Answer
inflection point $(0,0)$
$y(-\frac{\pi}{3})=\frac{4\pi}{3}-\sqrt 3$ as a local maximum,
$y(\frac{\pi}{3})=\sqrt 3-\frac{4\pi}{3}$ as a local minimum.
Concave up on $(0,\frac{\pi}{2})$ and concave down on $(-\frac{\pi}{2},0)$
Work Step by Step
Step 1. Given the function $y=tan(x)-4x, -\frac{\pi}{2}\lt x \lt\frac{\pi}{2}$, we have $y'=sec^2x-4$ and $y''=2sec^2(x)tan(x)$
Step 2. The inflection points can be found when $y''=0$ or it does not exist. We have $tan(x)=0, x=0$, which gives coordinates $(0,0)$
Step 3. The extrema happen when $y'=0$, undefined, or at endpoints; thus we have $sec(x)=\pm2$ and the critical points within the domain are $x=-\frac{\pi}{3}, \frac{\pi}{3}$.
Step 4. We have $y(-\frac{\pi}{3})=\frac{4\pi}{3}-\sqrt 3$ and $y(\frac{\pi}{3})=\sqrt 3-\frac{4\pi}{3}$.
Step 5. Test signs of $y'$ across critical points $(-\frac{\pi}{2})..(+)..(-\frac{\pi}{3})..(-)..(\frac{\pi}{3})..(+)..(\frac{\pi}{2})$; thus we have $y(-\frac{\pi}{3})=\frac{4\pi}{3}-\sqrt 3$ as a local maximum, $y(\frac{\pi}{3})=\sqrt 3-\frac{4\pi}{3}$ as a local minimum.
Step 6. There is no absolute maximum or absolute minimum in the interval.
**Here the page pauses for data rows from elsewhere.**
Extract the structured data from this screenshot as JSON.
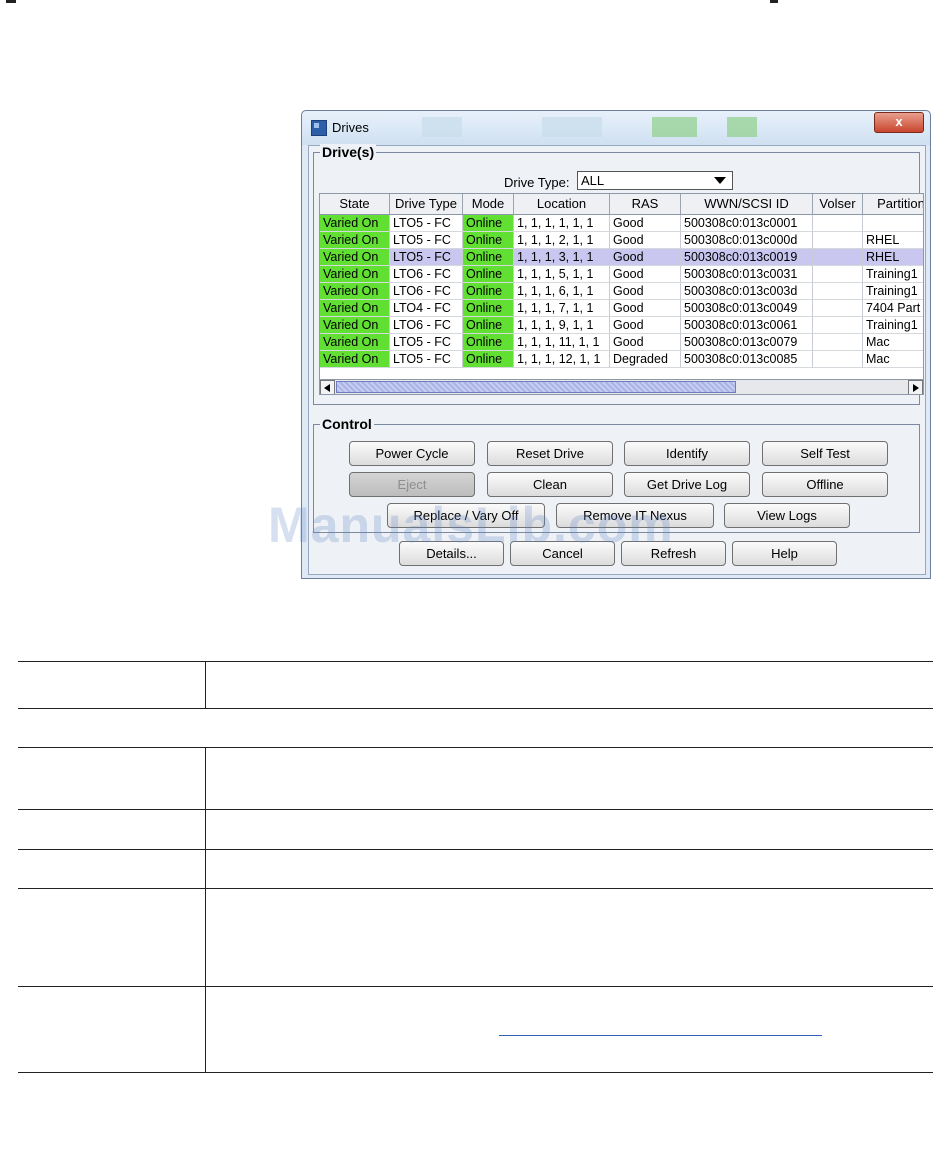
{
  "window": {
    "title": "Drives",
    "close_glyph": "x"
  },
  "drives_group": {
    "legend": "Drive(s)",
    "drive_type_label": "Drive Type:",
    "drive_type_value": "ALL"
  },
  "table": {
    "columns": [
      "State",
      "Drive Type",
      "Mode",
      "Location",
      "RAS",
      "WWN/SCSI ID",
      "Volser",
      "Partition"
    ],
    "rows": [
      {
        "state": "Varied On",
        "drive_type": "LTO5 - FC",
        "mode": "Online",
        "location": "1, 1, 1, 1, 1, 1",
        "ras": "Good",
        "wwn": "500308c0:013c0001",
        "volser": "",
        "partition": ""
      },
      {
        "state": "Varied On",
        "drive_type": "LTO5 - FC",
        "mode": "Online",
        "location": "1, 1, 1, 2, 1, 1",
        "ras": "Good",
        "wwn": "500308c0:013c000d",
        "volser": "",
        "partition": "RHEL"
      },
      {
        "state": "Varied On",
        "drive_type": "LTO5 - FC",
        "mode": "Online",
        "location": "1, 1, 1, 3, 1, 1",
        "ras": "Good",
        "wwn": "500308c0:013c0019",
        "volser": "",
        "partition": "RHEL"
      },
      {
        "state": "Varied On",
        "drive_type": "LTO6 - FC",
        "mode": "Online",
        "location": "1, 1, 1, 5, 1, 1",
        "ras": "Good",
        "wwn": "500308c0:013c0031",
        "volser": "",
        "partition": "Training1"
      },
      {
        "state": "Varied On",
        "drive_type": "LTO6 - FC",
        "mode": "Online",
        "location": "1, 1, 1, 6, 1, 1",
        "ras": "Good",
        "wwn": "500308c0:013c003d",
        "volser": "",
        "partition": "Training1"
      },
      {
        "state": "Varied On",
        "drive_type": "LTO4 - FC",
        "mode": "Online",
        "location": "1, 1, 1, 7, 1, 1",
        "ras": "Good",
        "wwn": "500308c0:013c0049",
        "volser": "",
        "partition": "7404 Part"
      },
      {
        "state": "Varied On",
        "drive_type": "LTO6 - FC",
        "mode": "Online",
        "location": "1, 1, 1, 9, 1, 1",
        "ras": "Good",
        "wwn": "500308c0:013c0061",
        "volser": "",
        "partition": "Training1"
      },
      {
        "state": "Varied On",
        "drive_type": "LTO5 - FC",
        "mode": "Online",
        "location": "1, 1, 1, 11, 1, 1",
        "ras": "Good",
        "wwn": "500308c0:013c0079",
        "volser": "",
        "partition": "Mac"
      },
      {
        "state": "Varied On",
        "drive_type": "LTO5 - FC",
        "mode": "Online",
        "location": "1, 1, 1, 12, 1, 1",
        "ras": "Degraded",
        "wwn": "500308c0:013c0085",
        "volser": "",
        "partition": "Mac"
      }
    ],
    "selected_row": 2
  },
  "control_group": {
    "legend": "Control",
    "power_cycle": "Power Cycle",
    "reset_drive": "Reset Drive",
    "identify": "Identify",
    "self_test": "Self Test",
    "eject": "Eject",
    "clean": "Clean",
    "get_drive_log": "Get Drive Log",
    "offline": "Offline",
    "replace_vary_off": "Replace / Vary Off",
    "remove_it_nexus": "Remove IT Nexus",
    "view_logs": "View Logs"
  },
  "footer_buttons": {
    "details": "Details...",
    "cancel": "Cancel",
    "refresh": "Refresh",
    "help": "Help"
  },
  "watermark": "ManualsLib.com",
  "colors": {
    "state_ok": "#61e033",
    "selected_row": "#c9c6ef",
    "window_frame": "#dfe9f5"
  }
}
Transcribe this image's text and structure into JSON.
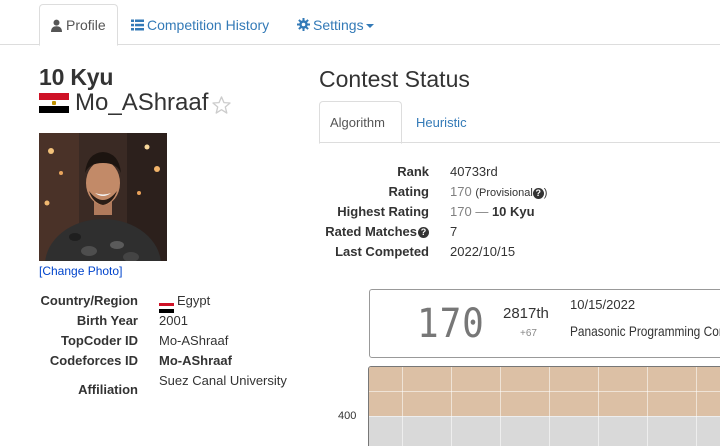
{
  "nav": {
    "tabs": [
      {
        "label": "Profile",
        "icon": "user-icon",
        "active": true
      },
      {
        "label": "Competition History",
        "icon": "list-icon",
        "active": false
      },
      {
        "label": "Settings",
        "icon": "gear-icon",
        "active": false
      }
    ]
  },
  "profile": {
    "rank": "10 Kyu",
    "username": "Mo_AShraaf",
    "change_photo": "[Change Photo]",
    "fields": {
      "country_label": "Country/Region",
      "country_value": "Egypt",
      "birth_label": "Birth Year",
      "birth_value": "2001",
      "topcoder_label": "TopCoder ID",
      "topcoder_value": "Mo-AShraaf",
      "codeforces_label": "Codeforces ID",
      "codeforces_value": "Mo-AShraaf",
      "affiliation_label": "Affiliation",
      "affiliation_value": "Suez Canal University"
    }
  },
  "contest": {
    "title": "Contest Status",
    "tabs": [
      "Algorithm",
      "Heuristic"
    ],
    "stats": {
      "rank_label": "Rank",
      "rank_value": "40733rd",
      "rating_label": "Rating",
      "rating_value": "170",
      "rating_note": "(Provisional",
      "rating_note_close": ")",
      "highest_label": "Highest Rating",
      "highest_value": "170",
      "highest_sep": " — ",
      "highest_kyu": "10 Kyu",
      "rated_label": "Rated Matches",
      "rated_value": "7",
      "last_label": "Last Competed",
      "last_value": "2022/10/15"
    },
    "card": {
      "rating": "170",
      "place": "2817th",
      "diff": "+67",
      "date": "10/15/2022",
      "contest_name": "Panasonic Programming Contest"
    },
    "chart": {
      "y_label_400": "400"
    }
  },
  "colors": {
    "link": "#337ab7",
    "teal": "#20a4a4",
    "gray_rating": "#808080",
    "band_brown": "#dcc0a5",
    "band_gray": "#d9d9d9"
  }
}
Step 7. To identify the intervals on which the function is concave up and concave down, we need to examine the sign of $y''$ on different intervals. We have $(-\frac{\pi}{2})..(-)..(0)..(+)..(\frac{\pi}{2})$,
Step 8. The function is concave up on $(0,\frac{\pi}{2})$ and concave down on $(-\frac{\pi}{2},0)$